In 2016, sweetheart swindles were the ninth-most reported form of fraud, and the most expensive for victims, with a median loss of $2,000. With Valentine’s Day just around the corner, and romance in the air, now may be a good time to take a closer look at an online relationship.
According to the National Consumer League, while millions of people meet friends and find romance online, there is a group of fraudsters who have no scruples about separating an unwary and romantic heart from as much of its cash as possible.
These scams are happening everywhere too. If you search for “online romance fraud,” three of the first four websites returned are government-maintained anti-fraud sites in the United States, Australia and the United Kingdom. The fifth site is the U.S. Army’s webpage about online romance scams.
The online scam works pretty much in the same way as an real-life swindle. According to John Breyault, a National Consumer League’s executive, this is how it usually works:
In a typical romance scam, victims are approached online, through a dating website, a social media platform such as Facebook, or another type of online forum. Scammers go to great lengths to cultivate romantic interest with their victims. They nurture the relationship, build trust, and then convince victims to send money, sometimes days or even months into the new “relationship.”
The Federal Trade Commission webpage on romantic scams offers victims a place to tell their stories. Here’s one, dated February 7, 2017:
I think I’m in the process of a potential scam! A guy (going by the name of A[***] H[***], Master Sergeant in the US Army) befriended me on FB, in the Army, picture of hi[m] on FB. Can’t see any of his friends list nor pictures. We start texting on Messenger. He says he is on deployment and on “top secret” mission. That he can’t send/receive any type of voice messages (but messenger is ok?).

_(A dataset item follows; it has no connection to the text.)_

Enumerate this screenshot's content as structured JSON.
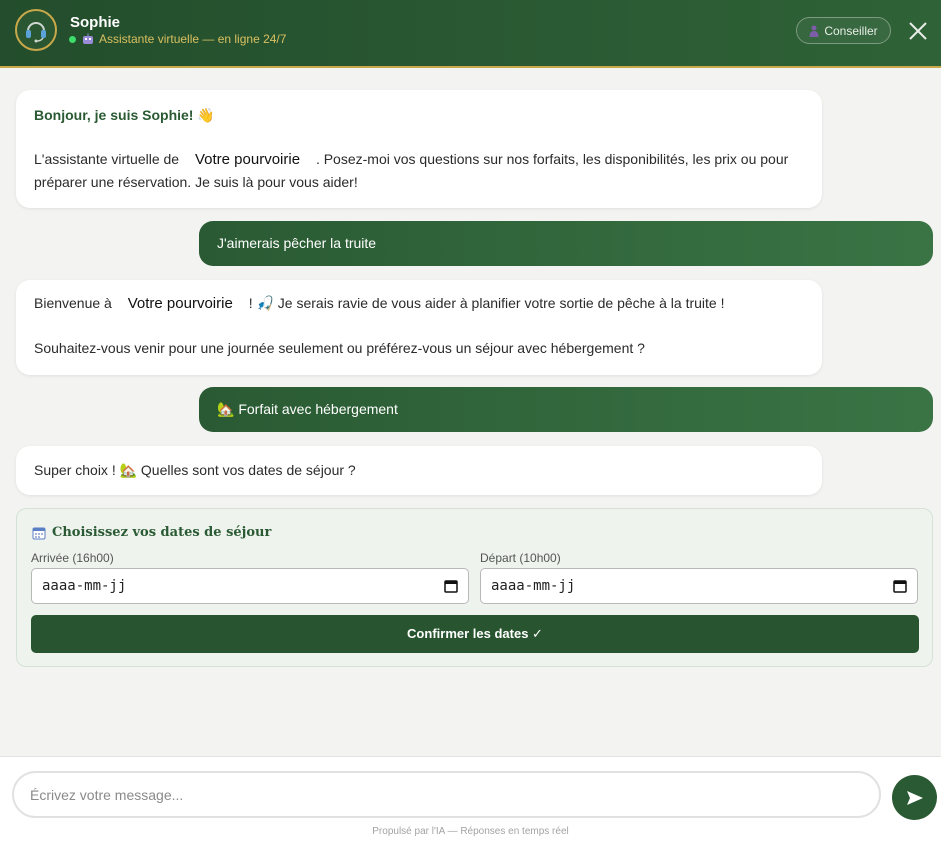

Within a few days he is talking love and marriage. He said that a few months ago, they found a terrorist hideout and he found gold and lo[ts] of valuable[s]. After a few days, he said that he would send the items to me for safekeeping until his return, as proof of his love. (yeah right). Today, I received the tracking number.
The shipping company is laneexpress.net and it’s a fake. It originates in Nigeria yet the package is supposedly coming from Syria and is scheduled to be here in two days!! (Really?!! I can’t even send a package within the US that fast!). I am just waiting for the call or e-mail from the fake shipping company asking for money for the package, then for the duty (as the package is supposedly worth over $3 million dollars). All red flags. Is there anywhere to report this now, as it is unfolding. I will be blocking the guy, but I wanted to check this first. Thank you. I’ve been scammed in different ways before, so hopefully, I learned by now.
This story has all three hallmarks of romantic scams that the National Consumer League warns of:
- The “relationship” becomes romantic extremely quickly, with quick pronouncements of love or close friendship.
- The person you’re communicating with makes excuses about not being able to speak by phone or meet in person.
- Your suitor requests that you wire money or cash a check or money order on their behalf and send them the funds.
Other signs to look for:
- The fraudster claims to be a U.S. citizen who lives abroad and is very wealthy or important.
- The swindler claims to be a contractor who needs cash to help with a business deal.
- The scammer claims it is not possible to meet in person or speak by phone.
- The fraudster makes many spelling or grammatical mistakes that most native English speakers would avoid.
The National Consumer League also maintains a website at fraud.org that details all manner of common scams.